When reading the above explanation, the reader should primarily focus his mind on the fact that in Islam, the concept of "filthy" (najis; cf. Koran 9:28 -- "Truly, the Mushrikoon are filthy...") is central to its obsessive-compulsive disorder by which it cordons off all things un-Islamic from Islam and from Muslims, not only conceptually, but also psychologically and physically.
Islam seems to be the only seemingly sophisticated religious culture ("world religion") that massively retains, and assiduously and with dogmatic fanaticism cultivates, a consistent projection of defilement away from the self, onto the Other -- with this projection, in addition, further buttressed and animated and galvanized by a fanatically dogmatic context of violent and/or military hostility.

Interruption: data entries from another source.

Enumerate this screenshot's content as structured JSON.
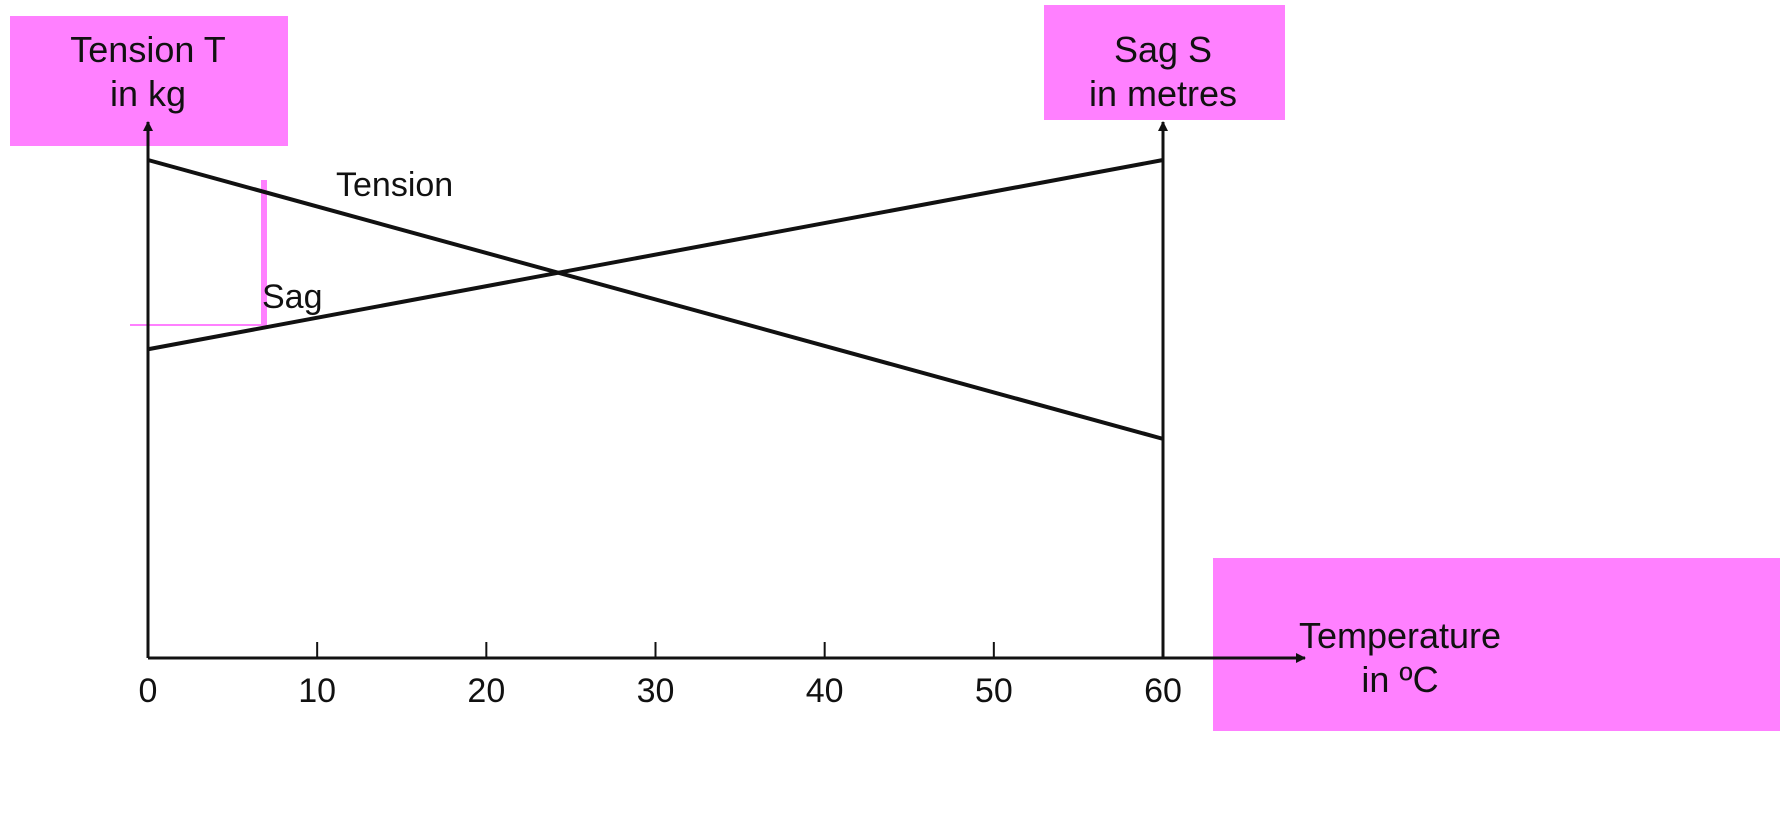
{
  "chart_data": {
    "type": "line",
    "left_axis_label": [
      "Tension T",
      "in kg"
    ],
    "right_axis_label": [
      "Sag S",
      "in metres"
    ],
    "x_axis_label": [
      "Temperature",
      "in ºC"
    ],
    "x_ticks": [
      0,
      10,
      20,
      30,
      40,
      50,
      60
    ],
    "xlim": [
      0,
      60
    ],
    "ylim": [
      0,
      100
    ],
    "grid": false,
    "series": [
      {
        "name": "Tension",
        "x": [
          0,
          60
        ],
        "y": [
          100,
          44
        ]
      },
      {
        "name": "Sag",
        "x": [
          0,
          60
        ],
        "y": [
          62,
          100
        ]
      }
    ],
    "colors": {
      "line": "#111111",
      "highlight": "#ff80ff"
    }
  }
}
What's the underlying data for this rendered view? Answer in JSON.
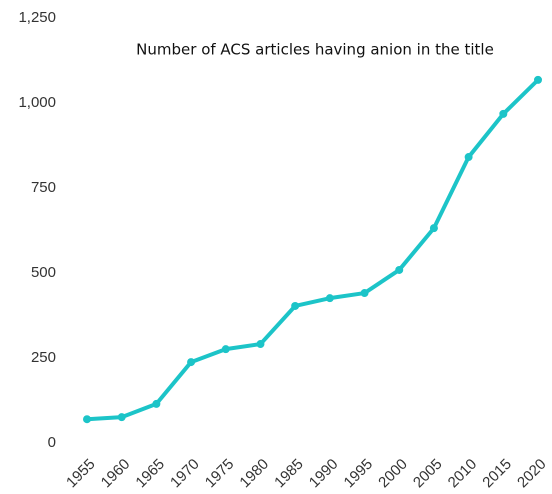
{
  "chart_data": {
    "type": "line",
    "title": "Number of ACS articles having anion in the title",
    "x": [
      1955,
      1960,
      1965,
      1970,
      1975,
      1980,
      1985,
      1990,
      1995,
      2000,
      2005,
      2010,
      2015,
      2020
    ],
    "series": [
      {
        "color": "#1cc4c8",
        "values": [
          70,
          76,
          115,
          238,
          276,
          291,
          403,
          426,
          441,
          509,
          632,
          841,
          968,
          1068
        ]
      }
    ],
    "xlim": [
      1955,
      2020
    ],
    "ylim": [
      0,
      1250
    ],
    "yticks": [
      0,
      250,
      500,
      750,
      {
        "value": 1000,
        "label": "1,000"
      },
      {
        "value": 1250,
        "label": "1,250"
      }
    ],
    "grid": false
  }
}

Another way to put this is that Islam is the only Universalist creed that has remained massively Tribalistic: its Universalism is really a Super-Tribalism with only a pretense at best to Universalism, not an authentically universalist embrace of the Other. An oxymoron, to be sure, conceptually; but in practice, it works as a global enterprise of hateful and hostile voracity, only sometimes smoothed over by a measure of sophistication in terms of a cultivation of clever deceitfulness whenever Muslims perceive themselves to be too weak, vis-à-vis the "filthy" Other, to act out openly their supremacist expansionism that is both the raison d'être and the logical conclusion of their hateful and hostile voracity.